Le journalisme d’enquête est suffisamment rare au Québec pour ne pas bouder notre plaisir lorsqu’on en rencontre. Journaliste à La Presse, Hugo Meunier s’est infiltré durant quelques mois dans une succursale de Walmart à Saint-Léonard, dans le nord de Montréal. Tenant un journal, il décrit par le menu sa vie dans l’entreprise et l’ironie de la vie d’« associé » de cette multinationale du commerce de détail.
« À quoi ressemble la vie quotidienne de ceux et celles qui contribuent de leur temps et de leur sueur au succès de l’entreprise ? […] [J]e voulais témoigner de l’expérience des individus que dissimulent les bas prix et des mots creux comme « associé ». » C’est donc par le petit bout de la lorgnette qu’est scruté le modèle économique capitaliste que représente une entreprise comme Walmart.

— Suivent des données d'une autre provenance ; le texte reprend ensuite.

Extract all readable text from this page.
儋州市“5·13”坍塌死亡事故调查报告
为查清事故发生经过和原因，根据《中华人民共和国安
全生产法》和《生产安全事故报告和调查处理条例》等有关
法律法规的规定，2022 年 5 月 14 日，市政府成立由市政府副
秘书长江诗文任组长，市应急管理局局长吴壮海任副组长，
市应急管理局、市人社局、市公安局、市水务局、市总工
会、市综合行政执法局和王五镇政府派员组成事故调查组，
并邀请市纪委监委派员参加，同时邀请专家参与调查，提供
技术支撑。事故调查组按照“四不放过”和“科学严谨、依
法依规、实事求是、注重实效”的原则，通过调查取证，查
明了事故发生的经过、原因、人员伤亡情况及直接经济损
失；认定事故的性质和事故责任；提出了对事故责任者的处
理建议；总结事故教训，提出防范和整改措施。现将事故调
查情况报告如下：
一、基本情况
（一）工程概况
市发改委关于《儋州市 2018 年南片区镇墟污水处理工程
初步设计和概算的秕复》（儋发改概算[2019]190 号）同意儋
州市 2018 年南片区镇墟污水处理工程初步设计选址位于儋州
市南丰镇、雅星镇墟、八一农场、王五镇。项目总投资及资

Meunier nous décrit l’atmosphère générale des « quartiers » des employé·e·s qui lui rappellent l’école secondaire – indice du couple paternalisme/infantilisation qui marque les relations de travail –, les séances de formation combinant endoctrinement et standardisation, les horaires atypiques qui rendent difficile toute vie hors travail et les techniques du management de proximité. Il en conclut qu’il se trouve « quelque part entre l’armée et Walt Disney ».

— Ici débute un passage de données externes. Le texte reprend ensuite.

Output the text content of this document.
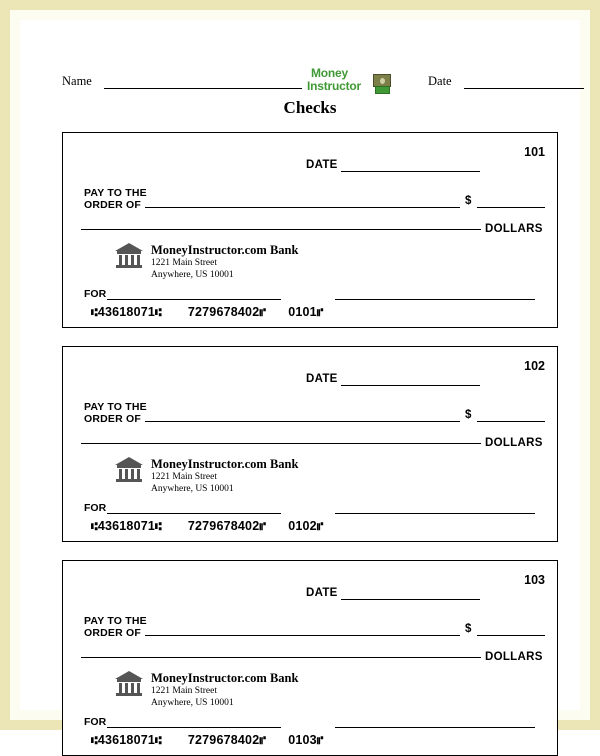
Name	Date
Money
Instructor
Checks
101
DATE
PAY TO THE
ORDER OF	$
DOLLARS
MoneyInstructor.com Bank
1221 Main Street
Anywhere, US 10001
FOR
⑆43618071⑆ 7279678402⑈ 0101⑈
102
DATE
PAY TO THE
ORDER OF	$
DOLLARS
MoneyInstructor.com Bank
1221 Main Street
Anywhere, US 10001
FOR
⑆43618071⑆ 7279678402⑈ 0102⑈
103
DATE
PAY TO THE
ORDER OF	$
DOLLARS
MoneyInstructor.com Bank
1221 Main Street
Anywhere, US 10001
FOR
⑆43618071⑆ 7279678402⑈ 0103⑈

Mais le plus intéressant, ce sont ces portraits des personnes employées chez Walmart, celles qui gagnent souvent un salaire qui ne permet pas de joindre les deux bouts. Des portraits empathiques mais sans complaisance de ceux et celles qui n’ont d’autre choix que d’y travailler. Comme Nancy « qui doit se lever à trois heures [du matin] pour aller au travail en raison des contraintes du transport en commun », Mélissa « qui a vu le nombre de ses heures fondre » ou Christian qui « jubile » parce qu’il a « gagné un tournevis à têtes multiples ». Tout en étant conscient que sa propre expérience est limitée dans le temps chez Walmart contrairement à ses collègues de fortune, Meunier ne les traite pas avec condescendance.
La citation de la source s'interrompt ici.